Jika melihat foto-foto lama, lanjut Sukardi, reclame kiosk juga berada di samping gereja Imanuel atau Gereja Blenduk. Mengingat taman Sri Gunting atau dulunya adalah Parade Plein, merupakan tempat terbuka.
“Ada juga di Wilhelmina Plein, sekarang Tugu Muda. Ya di ruang-ruang terbuka gitu, biasanya di lapangan atau pertigaan,” bebernya.
Layak Sebagai Cagar Budaya, Tugu Reklame di Ujung Jalan Gambiran
Menurut Rukardi, reclame kiosk seharusnya layak sebagai benda cagar budaya. Karena bangunan tersebut salah peninggalan lama yang sudah memenuhi syarat cagar budaya.
“Ada tiga syarat, usianya minimal lima puluh tahun, mewakili gaya pada zamannya, dan punya nilai penting bagi sejarah dan pendidikan,” imbuhnya.
Dari tiga kategori tersebut, reclame kiosk di ujung jalan Gambiran telah memenuhi kriteria yang Rukardi sebutkan.

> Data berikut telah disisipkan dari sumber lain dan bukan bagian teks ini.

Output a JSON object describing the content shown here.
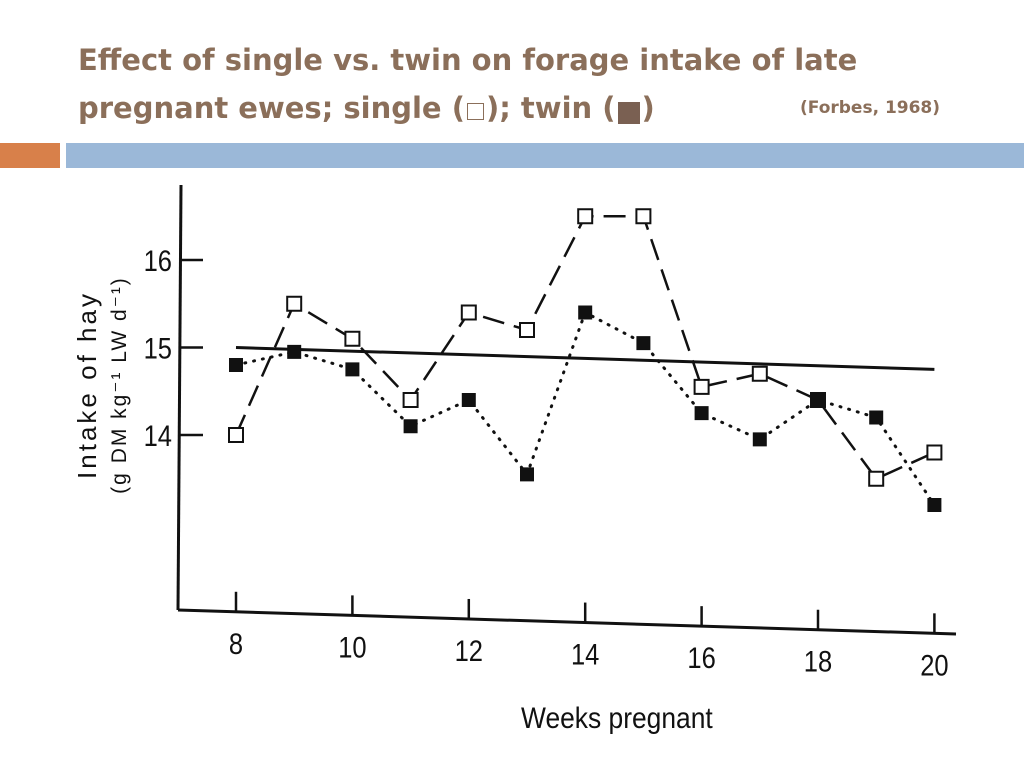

Terlebih, tugu itu tinggal satu-satunya di Kota Semarang.
“Kalau ini tidak kita selamatkan, ingatan orang terhadap bangunan cagar budaya ini akan hilang. Hanya tahu dari foto-foto. Tapi tidak pernah tahu bentuk aslinya,” terangnya.
Rentan Hilang
Reclame kiosk ini rentan dihilangkan karena posisi bangunannya berada di pinggir atau tengah jalan. Di era sekarang yang lalu lintasnya semakin padat, tentu perlu melakukan pelebaran jalan.
“Jadi kalau ada pelebaran jalan, normalisasi jalan, biasanya akan dikorbankan karena dianggap mengganggu. Karena pada masa setting kota jaman dulu dan sekarang kan berbeda, dulu kan isinya delman, kuda, sepeda atau gerobak,” jelas Rukardi.
Sementara, warga yang tinggal di sekitar reclame kiosk itu membenarkan bahwa tugu tersebut merupakan peninggalan yang bersejarah. Sebab, sejak keluarganya tinggal di daerah tersebut di tahun 1927, reclame kiosk sudah ada disana.
“Tentu harus dilestarikan. Kalau bisa pasang patung Gus Dur untuk menghormati beliau sebagai bapak Tionghoa Indonesia,” kata Salim (75).